The bay was named by the surveyor James Warner on 1 July 1841, after the Duke of Cleveland who was also known as Baron Raby.

In 1864 Queensland's first lighthouse was constructed on Cleveland Point. Now heritage-listed, the Cleveland Point Light remained in use until 1974.

In October 1885, there was a land sale to the south of Raby Bay known as the Raby Bay Estate. 16 subdivided allotments were auctioned by James R. Dickson & Company.

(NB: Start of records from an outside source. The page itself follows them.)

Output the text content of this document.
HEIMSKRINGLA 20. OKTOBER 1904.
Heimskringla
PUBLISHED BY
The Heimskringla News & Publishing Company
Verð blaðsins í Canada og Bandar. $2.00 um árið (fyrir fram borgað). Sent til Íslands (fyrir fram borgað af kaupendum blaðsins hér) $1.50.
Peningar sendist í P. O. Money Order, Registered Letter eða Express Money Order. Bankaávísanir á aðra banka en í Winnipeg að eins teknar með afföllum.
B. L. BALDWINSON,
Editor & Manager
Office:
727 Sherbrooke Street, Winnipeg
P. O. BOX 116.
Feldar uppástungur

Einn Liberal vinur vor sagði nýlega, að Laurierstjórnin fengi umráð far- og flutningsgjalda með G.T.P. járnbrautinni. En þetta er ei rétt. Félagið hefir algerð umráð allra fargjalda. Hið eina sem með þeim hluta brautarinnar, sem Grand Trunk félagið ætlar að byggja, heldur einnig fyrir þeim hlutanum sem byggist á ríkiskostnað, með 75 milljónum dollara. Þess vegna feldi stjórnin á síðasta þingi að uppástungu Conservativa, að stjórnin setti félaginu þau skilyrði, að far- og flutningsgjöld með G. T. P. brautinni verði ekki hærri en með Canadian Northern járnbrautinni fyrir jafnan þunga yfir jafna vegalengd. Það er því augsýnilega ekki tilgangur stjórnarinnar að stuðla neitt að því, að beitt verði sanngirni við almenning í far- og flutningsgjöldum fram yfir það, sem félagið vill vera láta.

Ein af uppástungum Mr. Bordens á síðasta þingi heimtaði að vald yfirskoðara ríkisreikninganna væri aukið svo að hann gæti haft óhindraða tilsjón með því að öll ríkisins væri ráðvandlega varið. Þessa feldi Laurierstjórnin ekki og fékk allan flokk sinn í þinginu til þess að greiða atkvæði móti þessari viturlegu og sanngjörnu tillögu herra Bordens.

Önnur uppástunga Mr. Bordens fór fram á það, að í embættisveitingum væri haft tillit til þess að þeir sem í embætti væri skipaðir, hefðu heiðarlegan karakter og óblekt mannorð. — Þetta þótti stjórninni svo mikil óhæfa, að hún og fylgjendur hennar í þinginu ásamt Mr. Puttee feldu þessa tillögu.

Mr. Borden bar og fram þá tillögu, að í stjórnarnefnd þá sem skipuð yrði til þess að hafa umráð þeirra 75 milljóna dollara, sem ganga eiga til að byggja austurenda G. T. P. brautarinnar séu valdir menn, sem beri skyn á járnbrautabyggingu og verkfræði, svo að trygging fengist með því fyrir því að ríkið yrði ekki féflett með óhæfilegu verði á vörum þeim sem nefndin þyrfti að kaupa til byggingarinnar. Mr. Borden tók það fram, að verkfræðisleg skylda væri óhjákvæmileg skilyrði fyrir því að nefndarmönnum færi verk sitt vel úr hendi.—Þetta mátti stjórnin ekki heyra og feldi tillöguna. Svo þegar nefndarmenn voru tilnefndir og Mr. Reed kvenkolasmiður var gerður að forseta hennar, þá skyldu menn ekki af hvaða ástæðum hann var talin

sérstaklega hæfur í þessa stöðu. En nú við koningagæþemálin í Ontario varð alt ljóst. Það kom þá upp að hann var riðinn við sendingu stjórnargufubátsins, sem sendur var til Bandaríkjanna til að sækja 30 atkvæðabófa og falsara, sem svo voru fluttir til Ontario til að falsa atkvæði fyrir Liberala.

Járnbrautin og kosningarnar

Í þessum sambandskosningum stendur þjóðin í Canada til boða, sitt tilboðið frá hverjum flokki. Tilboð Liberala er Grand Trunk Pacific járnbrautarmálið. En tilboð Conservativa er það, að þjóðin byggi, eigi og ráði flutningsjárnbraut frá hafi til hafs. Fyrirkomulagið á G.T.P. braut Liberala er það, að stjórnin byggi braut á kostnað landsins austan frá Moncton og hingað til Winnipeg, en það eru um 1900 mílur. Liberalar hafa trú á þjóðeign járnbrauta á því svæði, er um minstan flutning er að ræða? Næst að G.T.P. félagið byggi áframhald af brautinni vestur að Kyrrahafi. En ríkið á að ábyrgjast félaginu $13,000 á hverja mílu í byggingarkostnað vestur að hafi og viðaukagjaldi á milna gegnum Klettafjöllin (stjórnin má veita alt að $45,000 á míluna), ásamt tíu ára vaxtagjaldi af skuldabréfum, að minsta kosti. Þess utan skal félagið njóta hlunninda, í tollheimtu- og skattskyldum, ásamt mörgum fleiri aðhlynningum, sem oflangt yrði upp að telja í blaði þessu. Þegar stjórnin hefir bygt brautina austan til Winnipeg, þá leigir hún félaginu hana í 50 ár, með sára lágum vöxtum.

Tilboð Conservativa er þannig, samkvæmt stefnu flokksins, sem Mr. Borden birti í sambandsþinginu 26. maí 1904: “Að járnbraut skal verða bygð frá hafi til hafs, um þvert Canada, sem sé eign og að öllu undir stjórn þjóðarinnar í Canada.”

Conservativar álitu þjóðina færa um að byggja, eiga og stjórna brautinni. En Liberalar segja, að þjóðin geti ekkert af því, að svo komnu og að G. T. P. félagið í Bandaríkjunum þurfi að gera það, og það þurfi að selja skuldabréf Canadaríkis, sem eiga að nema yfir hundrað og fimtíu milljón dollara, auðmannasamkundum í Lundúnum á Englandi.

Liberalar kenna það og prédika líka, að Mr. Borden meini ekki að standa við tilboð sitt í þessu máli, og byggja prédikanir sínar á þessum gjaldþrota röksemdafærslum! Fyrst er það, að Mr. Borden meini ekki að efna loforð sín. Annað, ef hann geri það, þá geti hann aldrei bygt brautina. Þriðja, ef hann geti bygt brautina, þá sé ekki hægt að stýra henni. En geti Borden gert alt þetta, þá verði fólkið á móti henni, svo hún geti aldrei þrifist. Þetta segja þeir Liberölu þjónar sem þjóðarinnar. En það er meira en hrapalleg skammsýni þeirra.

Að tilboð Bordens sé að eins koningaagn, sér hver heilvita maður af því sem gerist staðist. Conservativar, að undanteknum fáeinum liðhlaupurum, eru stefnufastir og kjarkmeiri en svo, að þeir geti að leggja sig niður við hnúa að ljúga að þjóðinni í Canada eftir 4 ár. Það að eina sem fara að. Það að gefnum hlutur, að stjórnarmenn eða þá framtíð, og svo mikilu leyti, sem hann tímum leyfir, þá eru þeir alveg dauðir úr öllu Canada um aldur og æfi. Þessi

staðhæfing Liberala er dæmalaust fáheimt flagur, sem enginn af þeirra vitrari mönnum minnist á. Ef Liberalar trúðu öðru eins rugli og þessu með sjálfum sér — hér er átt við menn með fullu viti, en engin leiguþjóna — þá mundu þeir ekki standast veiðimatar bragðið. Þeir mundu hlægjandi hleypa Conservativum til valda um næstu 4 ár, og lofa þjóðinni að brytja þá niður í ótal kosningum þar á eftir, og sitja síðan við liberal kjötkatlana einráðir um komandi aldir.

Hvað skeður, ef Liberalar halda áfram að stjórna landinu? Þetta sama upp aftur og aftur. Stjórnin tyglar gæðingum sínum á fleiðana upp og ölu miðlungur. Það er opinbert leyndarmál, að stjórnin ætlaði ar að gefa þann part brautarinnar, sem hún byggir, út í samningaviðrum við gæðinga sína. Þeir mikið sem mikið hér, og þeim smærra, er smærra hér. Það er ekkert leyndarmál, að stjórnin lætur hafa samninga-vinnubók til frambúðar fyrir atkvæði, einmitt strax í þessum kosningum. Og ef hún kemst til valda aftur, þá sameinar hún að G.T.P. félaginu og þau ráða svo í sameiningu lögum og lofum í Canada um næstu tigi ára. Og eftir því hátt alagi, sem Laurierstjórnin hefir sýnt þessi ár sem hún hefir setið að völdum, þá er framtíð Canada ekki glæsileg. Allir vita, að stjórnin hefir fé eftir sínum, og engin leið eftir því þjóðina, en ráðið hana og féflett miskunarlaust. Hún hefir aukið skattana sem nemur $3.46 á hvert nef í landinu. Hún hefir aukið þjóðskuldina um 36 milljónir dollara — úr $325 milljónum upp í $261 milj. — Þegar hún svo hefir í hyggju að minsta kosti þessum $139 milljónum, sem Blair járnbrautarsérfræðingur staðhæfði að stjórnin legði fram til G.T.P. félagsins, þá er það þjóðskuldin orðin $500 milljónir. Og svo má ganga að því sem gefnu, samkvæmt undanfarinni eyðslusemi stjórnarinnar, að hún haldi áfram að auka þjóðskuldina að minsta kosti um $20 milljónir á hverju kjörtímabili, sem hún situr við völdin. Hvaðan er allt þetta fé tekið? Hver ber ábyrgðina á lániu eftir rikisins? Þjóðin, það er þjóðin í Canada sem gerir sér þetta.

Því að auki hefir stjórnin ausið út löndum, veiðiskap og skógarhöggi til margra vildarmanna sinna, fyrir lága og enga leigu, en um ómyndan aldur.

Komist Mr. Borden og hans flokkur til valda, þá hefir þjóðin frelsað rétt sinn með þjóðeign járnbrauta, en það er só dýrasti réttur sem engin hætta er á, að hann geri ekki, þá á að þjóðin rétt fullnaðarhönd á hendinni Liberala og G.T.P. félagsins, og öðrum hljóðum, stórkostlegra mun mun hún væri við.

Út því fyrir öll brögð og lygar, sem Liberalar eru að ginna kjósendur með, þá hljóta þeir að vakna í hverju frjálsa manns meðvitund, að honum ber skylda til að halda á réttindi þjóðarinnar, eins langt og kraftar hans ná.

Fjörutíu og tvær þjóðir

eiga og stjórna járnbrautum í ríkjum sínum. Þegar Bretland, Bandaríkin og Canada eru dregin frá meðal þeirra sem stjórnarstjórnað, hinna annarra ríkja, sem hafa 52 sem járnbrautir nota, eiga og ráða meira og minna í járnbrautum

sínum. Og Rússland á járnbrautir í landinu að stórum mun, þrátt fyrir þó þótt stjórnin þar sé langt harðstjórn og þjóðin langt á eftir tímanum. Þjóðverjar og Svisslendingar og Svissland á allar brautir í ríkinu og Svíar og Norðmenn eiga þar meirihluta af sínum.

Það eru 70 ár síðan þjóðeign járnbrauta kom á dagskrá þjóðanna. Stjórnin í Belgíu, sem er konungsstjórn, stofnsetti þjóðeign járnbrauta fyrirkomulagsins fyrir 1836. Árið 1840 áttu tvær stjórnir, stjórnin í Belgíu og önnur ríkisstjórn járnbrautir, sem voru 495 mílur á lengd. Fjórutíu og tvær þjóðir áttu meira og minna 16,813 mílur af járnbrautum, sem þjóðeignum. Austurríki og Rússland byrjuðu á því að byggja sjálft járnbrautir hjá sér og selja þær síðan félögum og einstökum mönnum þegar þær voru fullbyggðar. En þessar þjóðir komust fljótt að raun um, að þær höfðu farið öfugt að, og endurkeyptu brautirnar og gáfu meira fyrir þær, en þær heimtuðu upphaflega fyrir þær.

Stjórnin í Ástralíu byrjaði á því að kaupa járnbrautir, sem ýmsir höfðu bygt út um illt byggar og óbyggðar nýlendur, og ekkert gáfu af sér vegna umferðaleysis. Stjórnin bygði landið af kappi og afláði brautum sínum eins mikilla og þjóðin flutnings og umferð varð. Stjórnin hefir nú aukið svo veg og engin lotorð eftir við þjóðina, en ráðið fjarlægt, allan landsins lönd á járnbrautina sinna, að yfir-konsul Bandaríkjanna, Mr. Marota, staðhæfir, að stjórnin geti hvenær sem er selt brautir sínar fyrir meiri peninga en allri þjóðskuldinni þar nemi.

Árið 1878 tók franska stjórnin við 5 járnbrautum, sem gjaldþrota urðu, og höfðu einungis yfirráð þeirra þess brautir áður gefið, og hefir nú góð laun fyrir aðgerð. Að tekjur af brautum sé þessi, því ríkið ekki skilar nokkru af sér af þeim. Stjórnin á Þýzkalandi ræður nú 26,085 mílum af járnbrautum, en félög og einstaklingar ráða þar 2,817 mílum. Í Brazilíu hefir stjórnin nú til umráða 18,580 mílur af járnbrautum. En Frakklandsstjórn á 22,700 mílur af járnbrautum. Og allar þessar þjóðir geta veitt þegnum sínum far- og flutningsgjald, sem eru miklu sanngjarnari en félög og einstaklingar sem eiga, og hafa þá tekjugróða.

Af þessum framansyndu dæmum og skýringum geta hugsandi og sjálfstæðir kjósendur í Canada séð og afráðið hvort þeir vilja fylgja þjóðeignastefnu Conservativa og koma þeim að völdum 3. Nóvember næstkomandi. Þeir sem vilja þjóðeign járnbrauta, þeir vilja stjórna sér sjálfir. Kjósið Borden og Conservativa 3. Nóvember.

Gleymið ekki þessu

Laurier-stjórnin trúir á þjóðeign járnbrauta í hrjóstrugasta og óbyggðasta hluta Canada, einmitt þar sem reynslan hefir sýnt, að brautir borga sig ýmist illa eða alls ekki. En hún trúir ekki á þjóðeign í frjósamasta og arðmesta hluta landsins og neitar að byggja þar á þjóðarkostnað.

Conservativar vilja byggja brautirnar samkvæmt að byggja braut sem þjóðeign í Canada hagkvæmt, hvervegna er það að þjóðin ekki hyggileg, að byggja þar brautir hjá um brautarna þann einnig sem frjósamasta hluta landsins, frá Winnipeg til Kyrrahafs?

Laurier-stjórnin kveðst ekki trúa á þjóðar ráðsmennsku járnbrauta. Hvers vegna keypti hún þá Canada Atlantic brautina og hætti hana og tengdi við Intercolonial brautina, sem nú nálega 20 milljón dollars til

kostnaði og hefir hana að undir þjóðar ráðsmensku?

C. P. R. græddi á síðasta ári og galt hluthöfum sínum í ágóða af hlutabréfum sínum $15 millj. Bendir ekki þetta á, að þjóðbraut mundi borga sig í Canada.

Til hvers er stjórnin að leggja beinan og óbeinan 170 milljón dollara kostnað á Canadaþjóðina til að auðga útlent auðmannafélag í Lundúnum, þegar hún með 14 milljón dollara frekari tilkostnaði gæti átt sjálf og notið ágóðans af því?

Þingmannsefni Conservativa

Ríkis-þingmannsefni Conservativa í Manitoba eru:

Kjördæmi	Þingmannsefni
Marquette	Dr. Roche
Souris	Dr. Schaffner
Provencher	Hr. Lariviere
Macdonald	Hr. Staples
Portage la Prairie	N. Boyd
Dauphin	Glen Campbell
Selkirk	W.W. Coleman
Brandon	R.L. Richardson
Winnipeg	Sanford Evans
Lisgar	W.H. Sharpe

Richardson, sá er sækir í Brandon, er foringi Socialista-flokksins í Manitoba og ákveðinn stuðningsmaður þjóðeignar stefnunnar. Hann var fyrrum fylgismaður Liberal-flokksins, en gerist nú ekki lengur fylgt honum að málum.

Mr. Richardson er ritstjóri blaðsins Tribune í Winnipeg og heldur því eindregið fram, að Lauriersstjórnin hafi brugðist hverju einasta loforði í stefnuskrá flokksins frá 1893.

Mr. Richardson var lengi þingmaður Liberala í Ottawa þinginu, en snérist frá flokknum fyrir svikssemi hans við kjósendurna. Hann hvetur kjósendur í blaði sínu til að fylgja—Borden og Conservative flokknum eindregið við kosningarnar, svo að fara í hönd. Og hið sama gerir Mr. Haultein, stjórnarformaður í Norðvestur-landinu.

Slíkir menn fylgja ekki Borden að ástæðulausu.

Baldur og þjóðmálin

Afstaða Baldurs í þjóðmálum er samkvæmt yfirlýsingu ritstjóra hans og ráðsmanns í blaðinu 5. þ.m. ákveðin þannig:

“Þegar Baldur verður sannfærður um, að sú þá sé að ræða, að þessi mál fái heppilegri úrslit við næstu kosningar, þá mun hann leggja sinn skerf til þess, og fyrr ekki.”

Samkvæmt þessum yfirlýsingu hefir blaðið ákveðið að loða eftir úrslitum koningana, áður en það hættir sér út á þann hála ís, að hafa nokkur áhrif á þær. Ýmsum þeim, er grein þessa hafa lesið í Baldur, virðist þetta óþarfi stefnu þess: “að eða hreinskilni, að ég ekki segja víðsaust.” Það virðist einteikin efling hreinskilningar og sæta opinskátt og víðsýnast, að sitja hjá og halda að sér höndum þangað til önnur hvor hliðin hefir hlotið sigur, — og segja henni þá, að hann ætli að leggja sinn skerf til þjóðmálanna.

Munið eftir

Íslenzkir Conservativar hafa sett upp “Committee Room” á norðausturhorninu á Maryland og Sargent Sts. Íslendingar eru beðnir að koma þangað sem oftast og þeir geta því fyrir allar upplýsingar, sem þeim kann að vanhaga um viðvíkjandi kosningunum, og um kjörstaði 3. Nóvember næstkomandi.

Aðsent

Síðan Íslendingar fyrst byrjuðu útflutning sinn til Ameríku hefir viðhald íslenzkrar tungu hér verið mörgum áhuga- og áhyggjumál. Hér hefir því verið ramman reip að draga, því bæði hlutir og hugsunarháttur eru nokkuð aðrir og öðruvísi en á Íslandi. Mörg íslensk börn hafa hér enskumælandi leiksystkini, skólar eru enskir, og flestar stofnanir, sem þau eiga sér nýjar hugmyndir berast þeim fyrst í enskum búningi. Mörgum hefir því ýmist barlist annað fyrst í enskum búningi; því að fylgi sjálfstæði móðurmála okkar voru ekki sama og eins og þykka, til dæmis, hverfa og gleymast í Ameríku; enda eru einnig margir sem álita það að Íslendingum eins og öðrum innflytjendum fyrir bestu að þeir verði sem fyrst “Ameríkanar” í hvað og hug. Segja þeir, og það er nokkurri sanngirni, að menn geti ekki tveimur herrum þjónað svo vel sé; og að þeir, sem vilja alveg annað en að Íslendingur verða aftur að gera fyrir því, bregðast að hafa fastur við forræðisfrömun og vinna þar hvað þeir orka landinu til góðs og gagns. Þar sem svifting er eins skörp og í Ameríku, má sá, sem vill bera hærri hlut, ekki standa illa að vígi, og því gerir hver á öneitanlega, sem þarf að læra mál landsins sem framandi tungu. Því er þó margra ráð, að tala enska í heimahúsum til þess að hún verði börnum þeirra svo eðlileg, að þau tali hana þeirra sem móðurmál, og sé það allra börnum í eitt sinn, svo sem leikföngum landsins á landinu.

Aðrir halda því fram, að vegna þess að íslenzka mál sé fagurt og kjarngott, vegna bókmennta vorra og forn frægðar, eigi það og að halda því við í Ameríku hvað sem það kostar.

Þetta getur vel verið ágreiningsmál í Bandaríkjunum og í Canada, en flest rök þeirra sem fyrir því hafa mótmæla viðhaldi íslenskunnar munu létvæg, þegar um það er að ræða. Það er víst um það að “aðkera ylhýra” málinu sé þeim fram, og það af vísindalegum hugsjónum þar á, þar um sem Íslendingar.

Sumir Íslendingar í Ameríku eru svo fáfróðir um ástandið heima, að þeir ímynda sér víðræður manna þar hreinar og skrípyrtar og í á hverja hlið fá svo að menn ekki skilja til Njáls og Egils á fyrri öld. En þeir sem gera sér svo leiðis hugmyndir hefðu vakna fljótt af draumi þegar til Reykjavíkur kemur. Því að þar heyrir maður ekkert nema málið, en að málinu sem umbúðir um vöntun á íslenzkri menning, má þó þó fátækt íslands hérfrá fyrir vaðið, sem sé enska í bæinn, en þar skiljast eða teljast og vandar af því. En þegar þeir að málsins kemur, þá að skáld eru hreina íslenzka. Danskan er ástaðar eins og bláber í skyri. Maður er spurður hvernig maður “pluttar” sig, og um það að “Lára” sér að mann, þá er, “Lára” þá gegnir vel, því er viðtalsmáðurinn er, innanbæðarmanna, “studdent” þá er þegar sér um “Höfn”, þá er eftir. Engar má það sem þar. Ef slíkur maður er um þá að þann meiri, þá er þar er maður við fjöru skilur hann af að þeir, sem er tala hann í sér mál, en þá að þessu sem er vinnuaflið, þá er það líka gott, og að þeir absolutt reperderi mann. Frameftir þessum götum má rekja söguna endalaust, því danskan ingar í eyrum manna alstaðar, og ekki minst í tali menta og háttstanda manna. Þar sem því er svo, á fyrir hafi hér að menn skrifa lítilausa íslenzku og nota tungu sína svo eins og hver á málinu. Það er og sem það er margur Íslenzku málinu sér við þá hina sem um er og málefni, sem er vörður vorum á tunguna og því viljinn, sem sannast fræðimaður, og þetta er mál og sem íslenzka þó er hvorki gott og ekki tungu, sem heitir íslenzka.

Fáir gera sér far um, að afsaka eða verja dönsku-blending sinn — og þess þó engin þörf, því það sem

In June 1979 the Queensland Government approved a canal estate development in Raby Bay which would expand the suburb of Cleveland into the bay using land reclamation to create waterfront building sites for prestige residential and commercial purposes with canal access to Raby Bay for recreational boats moored either at the individual properties or in marinas. Construction commenced in 1983 and the first stage was officially opened on 23 November 1984 with 158 blocks to be sold at prices between $53,000 to $96,000 each. The canal estate was marketed under the name Raby Bay and this name is commonly used as a neighbourhood name to distinguish this land from that of the rest of Cleveland (of which it is officially part). As with other canal estates in Queensland, the Redland City Council finds itself under pressure to provide for maintenance of the canals in these canal estates as the original development company no longer exists. In 2014, it was estimated up to 23 kilometres of canal wall were in need of repair. The owners of the properties in the canal estate claim they should not have to pay a levy as the canals are not part of their land and should be maintained by the council in the same way as roads. However, other residents in Redland City do not believe that their rates should be increased to pay for expenses associated with residents who chose to purchase land in a canal estate.

==Environment==
Raby Bay is known for its seagrass meadows, which support the local dugong population. The canal estate development destroyed seagrass meadows, mangroves and roosting sites for migratory wading birds. However, there are signs the seagrass is recovering in Raby Bay with sightings of the dugongs within the canals. However, larger populations of dugongs can be found in the Ormiston parts of the bay which have not been so affected by development.